I leave my appointment with one new experimental prescription. These meds are not going to solve any systemic issues, neither the mysterious ones afflicting my body nor the structural ones plaguing medical care. Nevertheless, when my doctor is honest out loud about her limitations but still offers to read what I send her, she is doing something. When she takes a few extra moments to determine if a medication she’s unfamiliar with might be an off-label option for me, she is rising to the level of goodness she can manage given the circumstances. She is being a Good-Enough Doctor. And I’m grateful she is on my team.

Sometimes good enough is enough.

This experience has me reconsidering how I might handle it when I’m the one calling the game. If I could go back to the conversation with my student last summer, two things would be different: 

  1. I would work with him to identify one concrete step that I, with the institutional access I do have, can take to help. Then I’d take it.
  2. I would say a version of what I want to hear from my doctor now: “This is a problem bigger than you. It sounds like you’ve looked into all kinds of options, and the lack of real help isn’t because you haven’t tried hard enough. It isn’t right or fair that there isn’t better support for deserving people like you. I’ll keep my eyes open.” 

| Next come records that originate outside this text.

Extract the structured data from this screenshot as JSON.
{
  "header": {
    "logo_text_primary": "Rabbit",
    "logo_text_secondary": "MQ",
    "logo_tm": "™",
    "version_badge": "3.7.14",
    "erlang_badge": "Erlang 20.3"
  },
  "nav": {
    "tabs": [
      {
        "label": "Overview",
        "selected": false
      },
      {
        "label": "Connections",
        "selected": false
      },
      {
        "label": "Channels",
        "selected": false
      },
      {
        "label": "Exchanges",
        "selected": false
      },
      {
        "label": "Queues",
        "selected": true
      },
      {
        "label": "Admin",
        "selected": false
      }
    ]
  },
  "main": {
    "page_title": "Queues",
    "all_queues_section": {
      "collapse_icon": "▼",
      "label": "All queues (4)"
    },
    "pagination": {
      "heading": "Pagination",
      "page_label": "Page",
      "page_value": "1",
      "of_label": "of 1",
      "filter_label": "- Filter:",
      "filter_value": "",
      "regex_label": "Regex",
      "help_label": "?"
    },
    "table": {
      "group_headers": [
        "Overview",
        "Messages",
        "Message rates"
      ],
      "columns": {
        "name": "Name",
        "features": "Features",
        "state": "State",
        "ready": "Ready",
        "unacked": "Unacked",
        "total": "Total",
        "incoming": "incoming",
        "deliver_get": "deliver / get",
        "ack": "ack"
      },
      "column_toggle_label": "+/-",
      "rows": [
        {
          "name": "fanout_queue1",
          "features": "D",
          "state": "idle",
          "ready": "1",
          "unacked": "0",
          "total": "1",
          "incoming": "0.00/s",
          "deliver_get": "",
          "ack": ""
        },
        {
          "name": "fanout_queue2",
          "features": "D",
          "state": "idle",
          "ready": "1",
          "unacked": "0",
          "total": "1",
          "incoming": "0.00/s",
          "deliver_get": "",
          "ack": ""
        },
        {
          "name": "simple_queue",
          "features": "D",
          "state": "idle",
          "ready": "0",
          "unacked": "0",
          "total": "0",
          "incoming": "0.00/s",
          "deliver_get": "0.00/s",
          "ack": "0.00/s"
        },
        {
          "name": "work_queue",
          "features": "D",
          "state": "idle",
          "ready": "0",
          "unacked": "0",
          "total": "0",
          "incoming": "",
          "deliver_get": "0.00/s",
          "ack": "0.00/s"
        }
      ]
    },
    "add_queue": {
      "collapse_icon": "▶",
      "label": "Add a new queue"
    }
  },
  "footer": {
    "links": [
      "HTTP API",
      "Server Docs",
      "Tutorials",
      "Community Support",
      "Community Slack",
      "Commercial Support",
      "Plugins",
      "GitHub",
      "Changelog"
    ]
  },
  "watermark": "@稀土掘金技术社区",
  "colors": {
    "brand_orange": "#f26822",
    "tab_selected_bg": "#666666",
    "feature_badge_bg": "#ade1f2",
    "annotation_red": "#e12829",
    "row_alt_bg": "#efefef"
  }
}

Of course, that last part is key. Actually keep open — eyes and mind too. Hold this person’s struggle at the center while advocating for more funding, more equity, more creative possibilities. 

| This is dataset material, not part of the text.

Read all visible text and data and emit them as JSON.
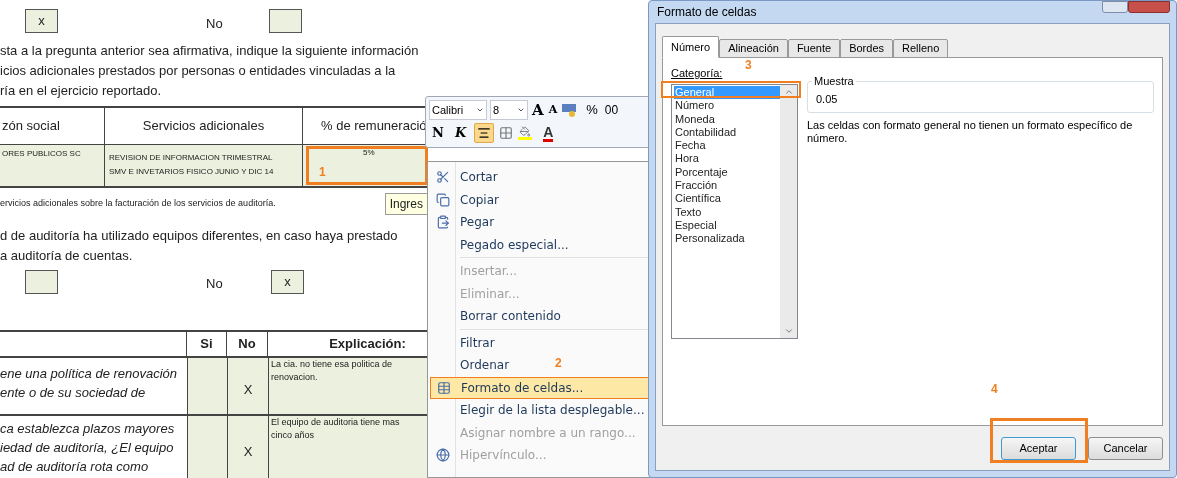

The least we can do as a Good-Enough [Professional/Neighbor/Loved One/Friend] is pause the game altogether for a moment and sit with our fellow human. Share the moment of unfairness and uncertainty. Be generous in the care we can offer as they figure out their next move, as they look for a safe place to land.

7 thoughts on “Stop the Music: Notes on Good Enough Care”

  1. this is very generous of you, back when I thought medicine might be reformable I did a dissertation which among other things included the radical notion that MDs and patients alike would be better off if MDs could explicitly work within their limits. We are all caught up in systems that don’t serve us well and often don’t allow us to serve others well and it would all be some much less alienating if everyone involved could just own that, still often brutal but not as crazy making. Sorry as always for your suffering, sometimes all we can do is cry.
    On the higher ed front

      1. BODISATTVAHOOD IS A FUCKING JOB LIKE ANY OTHER. Albert Saijo. So now let us be cheerful as we sink. Because there won’t be medicare or hospice care or heartland health or the carlyle group to get us through our Alzheimer’s. The ship will sink without our buddhas and our bodisattvas, or they will not have insurance. We’ll have to be in it for the poetry, the compassion, the non-return on our investments, the lacks of prizes or recognitions, the hard work for its own. Our friend has no space for his wood carvings, so he carries them in his head. This is not a solution. We suggest, considering the cost of living, that he start cutting smaller pieces of wood, making micro sculptures. He says woodworkers like nature, need their space. We feel silly for our practicalities. Know better.